On sait parfaitement qu’un des propos récurrents de
Nintendo depuis l’arrivée en trombe de
Sony sur le marché réside dans la volonté d’être diffèrent et de proposer de nouvelles approches du jeu.
Shigeru Myamoto, papa de
Mario et grand mentor de la firme nippone, a largement disserté sur le sujet : pourquoi donc faire des softs toujours plus beaux mais de moins en moins novateurs ?
Donkey Kong Jungle Beat s’inscrit totalement dans cette philosophie en proposant un gameplay résolument hybride et qui permettra aux possesseurs des fameux congas de dépoussiérer leur accessoire.
En effet, les développeurs de
Big "N" nous ont concocté un jeu totalement déjanté qui se propose de renouveler le genre de la plate-forme. Il s’agira donc de diriger le célèbre gorille dans des niveaux ultra colorés et vaguement désuets dont
Nintendo a le secret et de lui faire ingurgiter un maximum de bananes. Super original, non ? Voire même un peu crétin… Il est certain que dit comme cela, le tableau n’est guère alléchant. En fait, tout l’intérêt du jeu réside dans l’utilisation des congas en guise de paddle. Cette simple idée suffit à faire de
Jungle Beat un soft à part, déroutant et au final assez enthousiasmant.

On pouvait redouter d’éventuels problèmes de maniabilité : nos craintes sont dissipées au bout de quelques minutes. Une frappe à droite ou à gauche selon la direction désirée, une frappe simultanée pour le saut et le
"clapping" pour terrasser vos ennemis. Rien à redire :
Donkey réagit au doigt et à l’œil ou plutôt à la force du poignet tant l’enchaînement des sauts et des combos s’assimilent très rapidement à une séance sportive. On sue en trépignant sur sa chaise : heureusement que les niveaux ne sont pas trop longs car dans le cas contraire, le jeu aurait pu être interdit aux déficients cardiaques…

Parlons de ces niveaux justement ! Vous devrez visiter plusieurs royaumes répondant aux délicieux noms de
"pastèque", "fraise" ou
"orange" (il n’y a que
Nintendo pour oser un délire pareil…) décomposés à chaque fois en trois mini stages, le dernier correspondant au boss final… Ces niveaux débordent d’inventivité en multipliant les petites trouvailles. Ainsi, les gameplay sont assez diversifiés et vous pourrez de temps à autre vous accrocher au plumage d’un oiseau de feu, faire du parachute ou encore chevaucher un yak des neiges. Les environnements vous feront également voir du pays et vous passerez allègrement d’une jungle tropicale à des fonds sous-marins enchanteurs.

Les boss sont bien sympathiques et vous permettront de vous défouler en martelant comme un malade votre instrument... On peut cependant regretter que les tactiques à employer pour les terrasser soient assez similaires. Il faudra la plupart du temps éviter les projectiles tels que boulets de canon et autres boules de feu, et se débrouiller pour les retourner contre vos ennemis. Une fois vulnérables, les éléphants robotisés ou les sangliers électriques s’inclineront devant une pluie de baffes que ne renierait pas
Obélix…
Evidemment, l’ensemble est un peu répétitif à la longue et l’on peut légitimement éprouver une certaine lassitude au énième affrontement. Pourtant, le charme opère bel et bien en raison d’un rythme très très soutenu et d’une ambiance à la fois fraîche et dynamique. Les niveaux s’enchaînent à toute vitesse et on ne note que peu de place pour les temps morts : un vrai bol de vitamine en ces temps de grisaille hivernale !
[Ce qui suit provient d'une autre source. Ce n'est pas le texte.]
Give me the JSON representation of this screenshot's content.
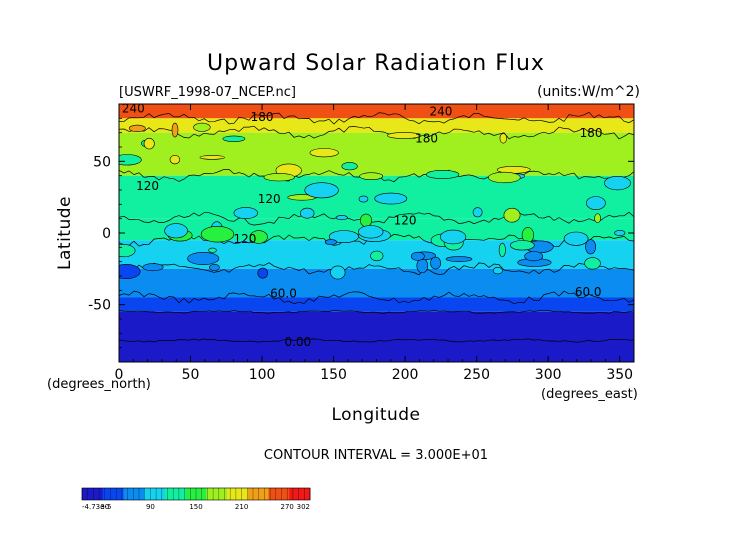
{
  "chart_data": {
    "type": "heatmap",
    "title": "Upward Solar Radiation Flux",
    "file_label": "[USWRF_1998-07_NCEP.nc]",
    "units_label": "(units:W/m^2)",
    "xlabel": "Longitude",
    "ylabel": "Latitude",
    "x_unit_label": "(degrees_east)",
    "y_unit_label": "(degrees_north)",
    "xlim": [
      0,
      360
    ],
    "ylim": [
      -90,
      90
    ],
    "x_ticks": [
      0,
      50,
      100,
      150,
      200,
      250,
      300,
      350
    ],
    "y_ticks": [
      -50,
      0,
      50
    ],
    "contour_interval_text": "CONTOUR INTERVAL = 3.000E+01",
    "color_scale": {
      "min": -4.73e-05,
      "max": 302,
      "tick_labels": [
        "-4.73e-5",
        "30",
        "90",
        "150",
        "210",
        "270",
        "302"
      ],
      "colors": [
        "#1a1ac8",
        "#0a46f0",
        "#0a8cf0",
        "#14d2f0",
        "#10f0a0",
        "#28f040",
        "#a0f020",
        "#e8e818",
        "#f0a018",
        "#f05014",
        "#f01818"
      ]
    },
    "bands": [
      {
        "lat": [
          80,
          90
        ],
        "value": 255
      },
      {
        "lat": [
          70,
          80
        ],
        "value": 200
      },
      {
        "lat": [
          40,
          70
        ],
        "value": 165
      },
      {
        "lat": [
          10,
          40
        ],
        "value": 135
      },
      {
        "lat": [
          -5,
          10
        ],
        "value": 120
      },
      {
        "lat": [
          -25,
          -5
        ],
        "value": 100
      },
      {
        "lat": [
          -45,
          -25
        ],
        "value": 75
      },
      {
        "lat": [
          -55,
          -45
        ],
        "value": 45
      },
      {
        "lat": [
          -75,
          -55
        ],
        "value": 20
      },
      {
        "lat": [
          -90,
          -75
        ],
        "value": 0
      }
    ],
    "contour_labels": [
      {
        "text": "240",
        "lon": 10,
        "lat": 84
      },
      {
        "text": "180",
        "lon": 100,
        "lat": 78
      },
      {
        "text": "240",
        "lon": 225,
        "lat": 82
      },
      {
        "text": "180",
        "lon": 215,
        "lat": 63
      },
      {
        "text": "180",
        "lon": 330,
        "lat": 67
      },
      {
        "text": "120",
        "lon": 20,
        "lat": 30
      },
      {
        "text": "120",
        "lon": 105,
        "lat": 21
      },
      {
        "text": "120",
        "lon": 200,
        "lat": 6
      },
      {
        "text": "120",
        "lon": 88,
        "lat": -7
      },
      {
        "text": "60.0",
        "lon": 115,
        "lat": -45
      },
      {
        "text": "60.0",
        "lon": 328,
        "lat": -44
      },
      {
        "text": "0.00",
        "lon": 125,
        "lat": -79
      }
    ]
  }
}
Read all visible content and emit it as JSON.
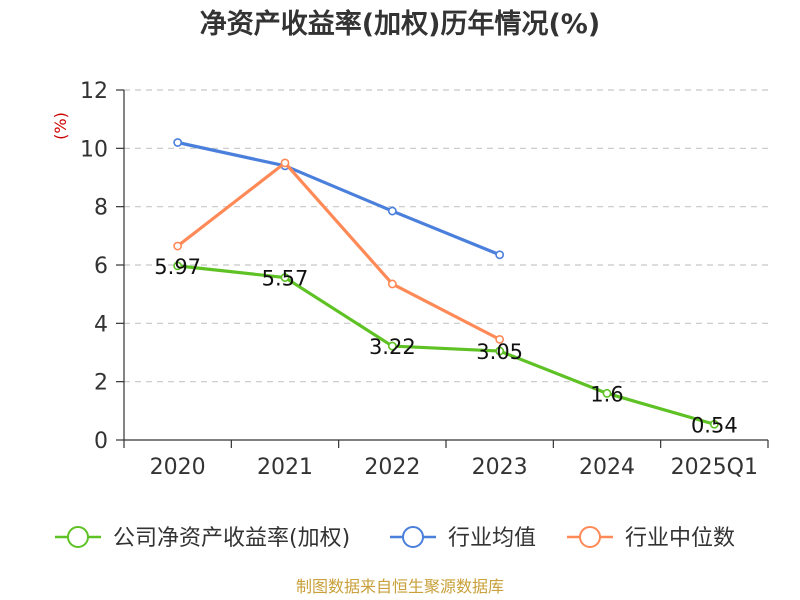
{
  "chart_data": {
    "type": "line",
    "title": "净资产收益率(加权)历年情况(%)",
    "ylabel": "(%)",
    "xlabel": "",
    "categories": [
      "2020",
      "2021",
      "2022",
      "2023",
      "2024",
      "2025Q1"
    ],
    "ylim": [
      0,
      12
    ],
    "yticks": [
      0,
      2,
      4,
      6,
      8,
      10,
      12
    ],
    "grid": true,
    "legend_position": "bottom",
    "series": [
      {
        "name": "公司净资产收益率(加权)",
        "color": "#5ec225",
        "values": [
          5.97,
          5.57,
          3.22,
          3.05,
          1.6,
          0.54
        ],
        "labels": [
          "5.97",
          "5.57",
          "3.22",
          "3.05",
          "1.6",
          "0.54"
        ]
      },
      {
        "name": "行业均值",
        "color": "#4a7fdc",
        "values": [
          10.2,
          9.4,
          7.85,
          6.35,
          null,
          null
        ]
      },
      {
        "name": "行业中位数",
        "color": "#ff8a57",
        "values": [
          6.65,
          9.5,
          5.35,
          3.45,
          null,
          null
        ]
      }
    ]
  },
  "source_note": "制图数据来自恒生聚源数据库"
}
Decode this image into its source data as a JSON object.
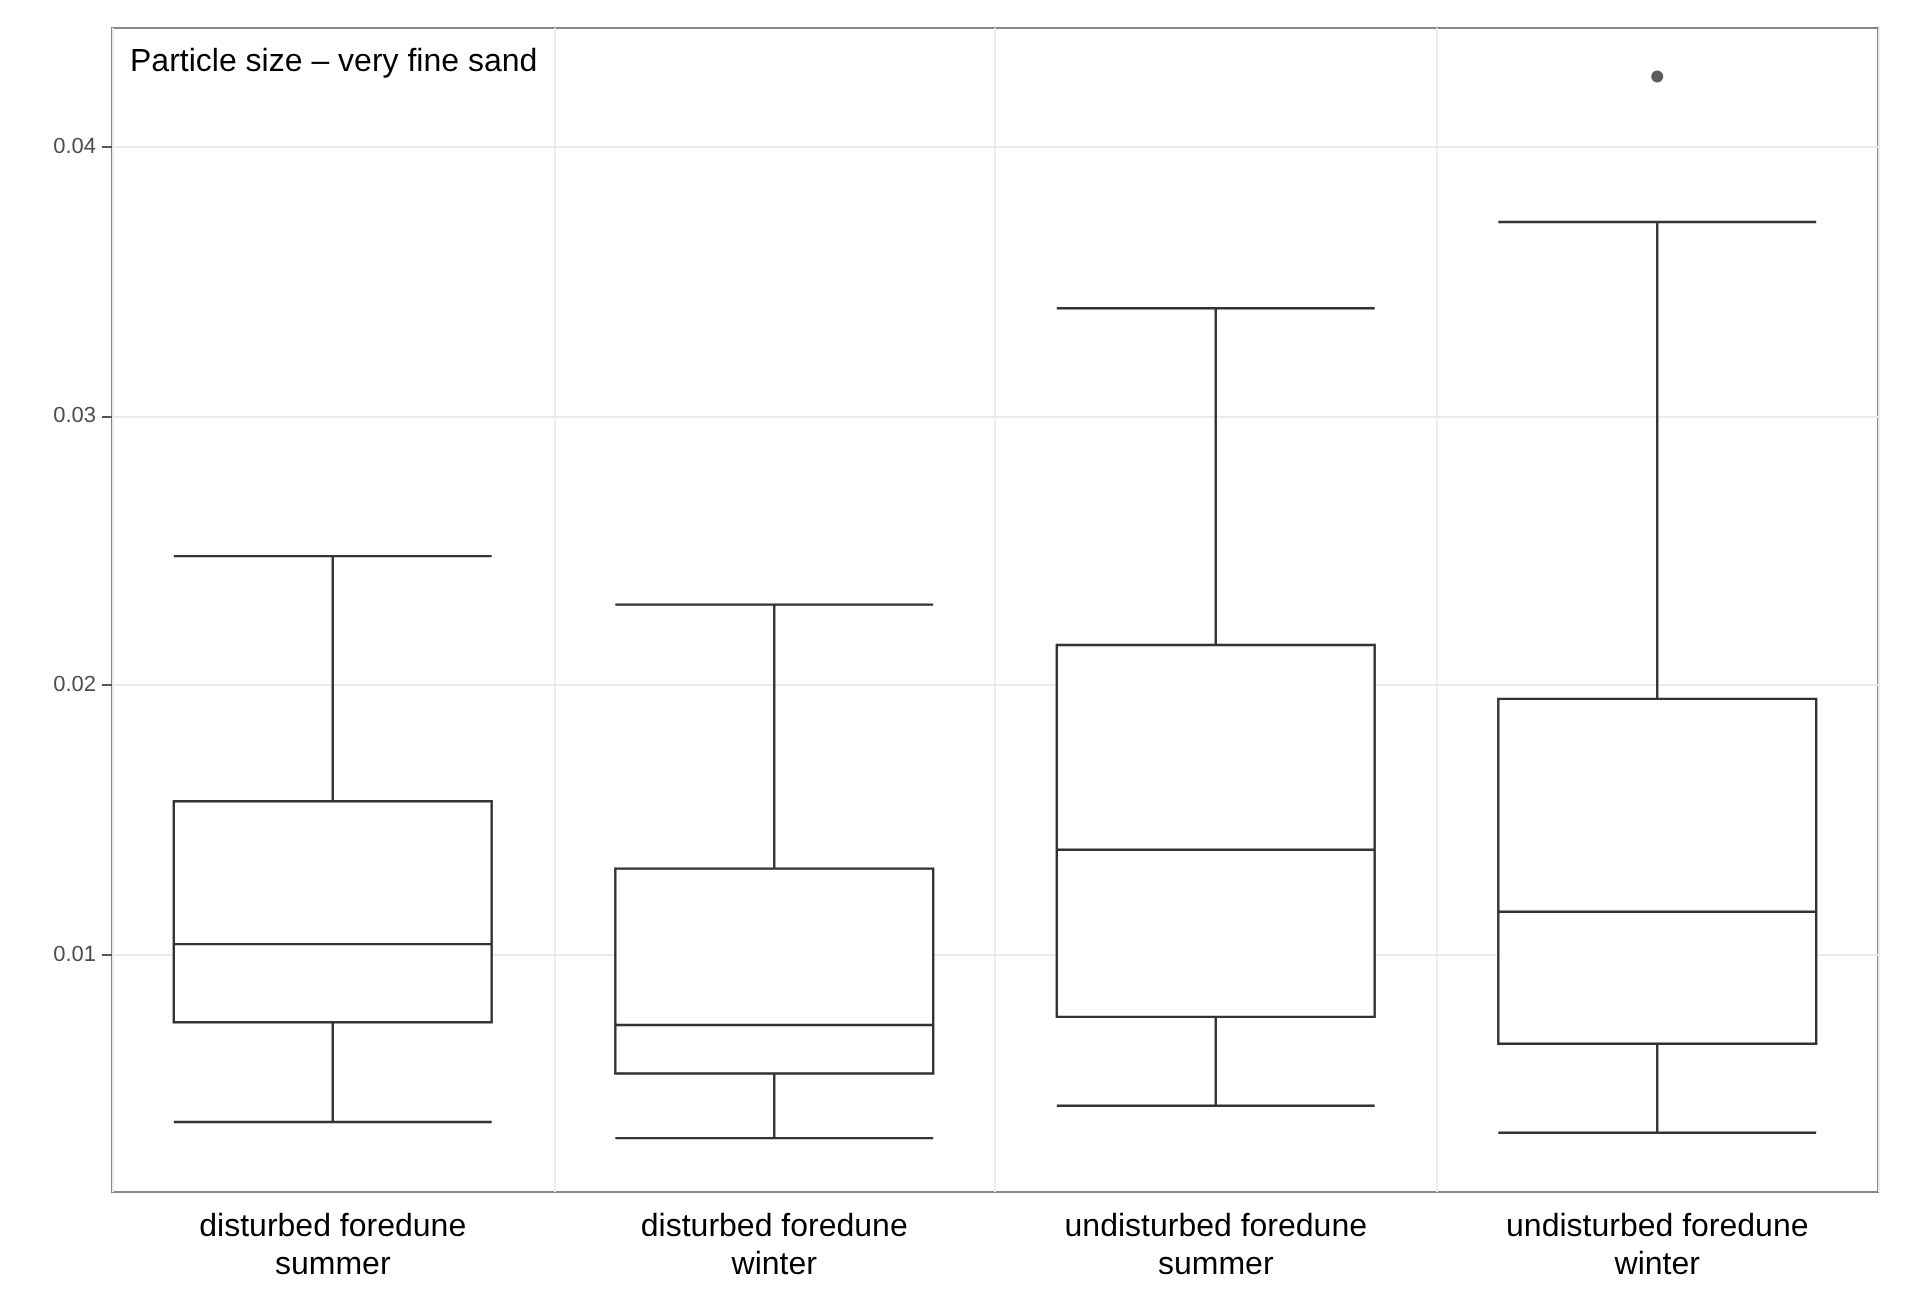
{
  "chart_data": {
    "type": "box",
    "title": "Particle size – very fine sand",
    "categories": [
      "disturbed foredune\nsummer",
      "disturbed foredune\nwinter",
      "undisturbed foredune\nsummer",
      "undisturbed foredune\nwinter"
    ],
    "boxes": [
      {
        "low": 0.0038,
        "q1": 0.0075,
        "median": 0.0104,
        "q3": 0.0157,
        "high": 0.0248
      },
      {
        "low": 0.0032,
        "q1": 0.0056,
        "median": 0.0074,
        "q3": 0.0132,
        "high": 0.023
      },
      {
        "low": 0.0044,
        "q1": 0.0077,
        "median": 0.0139,
        "q3": 0.0215,
        "high": 0.034
      },
      {
        "low": 0.0034,
        "q1": 0.0067,
        "median": 0.0116,
        "q3": 0.0195,
        "high": 0.0372,
        "outliers": [
          0.0426
        ]
      }
    ],
    "color": "#333333",
    "ylim": [
      0.0012,
      0.0444
    ],
    "yticks": [
      0.01,
      0.02,
      0.03,
      0.04
    ],
    "grid": true
  }
}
Donkey Kong Jungle Beat est donc un titre très plaisant et suffisamment original pour s’extirper du lot des parutions, à la condition sine qua non d’appartenir au "cœur de cible" de l’éditeur nippon. En revanche, on peut déplorer une durée de vie ridiculement courte. En quelques heures, vous aurez fait le tour de la question. On peut évidemment refaire les niveaux afin d’obtenir toutes les médailles d’or, mais ça ne pèse tout de même pas bien lourd… Il est aussi un peu bête de ne pas se voir proposé un mode deux joueurs, si limité soit-il. Et puis un ou deux petits jeux musicaux pour se rappeler que les congas servent avant tout à ça…
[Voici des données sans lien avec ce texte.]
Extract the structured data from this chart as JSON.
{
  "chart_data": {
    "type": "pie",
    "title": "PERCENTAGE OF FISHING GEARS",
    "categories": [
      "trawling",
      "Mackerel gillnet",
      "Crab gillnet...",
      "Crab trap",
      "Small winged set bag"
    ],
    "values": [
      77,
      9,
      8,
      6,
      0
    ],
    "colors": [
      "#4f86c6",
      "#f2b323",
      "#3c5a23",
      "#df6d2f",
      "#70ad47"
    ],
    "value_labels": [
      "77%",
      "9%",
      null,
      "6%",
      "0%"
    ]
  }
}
Mais ces réserves ne doivent pas nous faire oublier que
Nintendo nous a encore sorti de ces labos un jeu comme il en a le secret, atypique, tonique et délicieusement "naïf". Les plus heureux seront sans doute les possesseurs de congas qui peuvent vraiment considérer avoir fait un bon investissement. D’autant que de nouveaux opus de
Donkey Konga devraient très prochainement animer leurs soirées entre amis.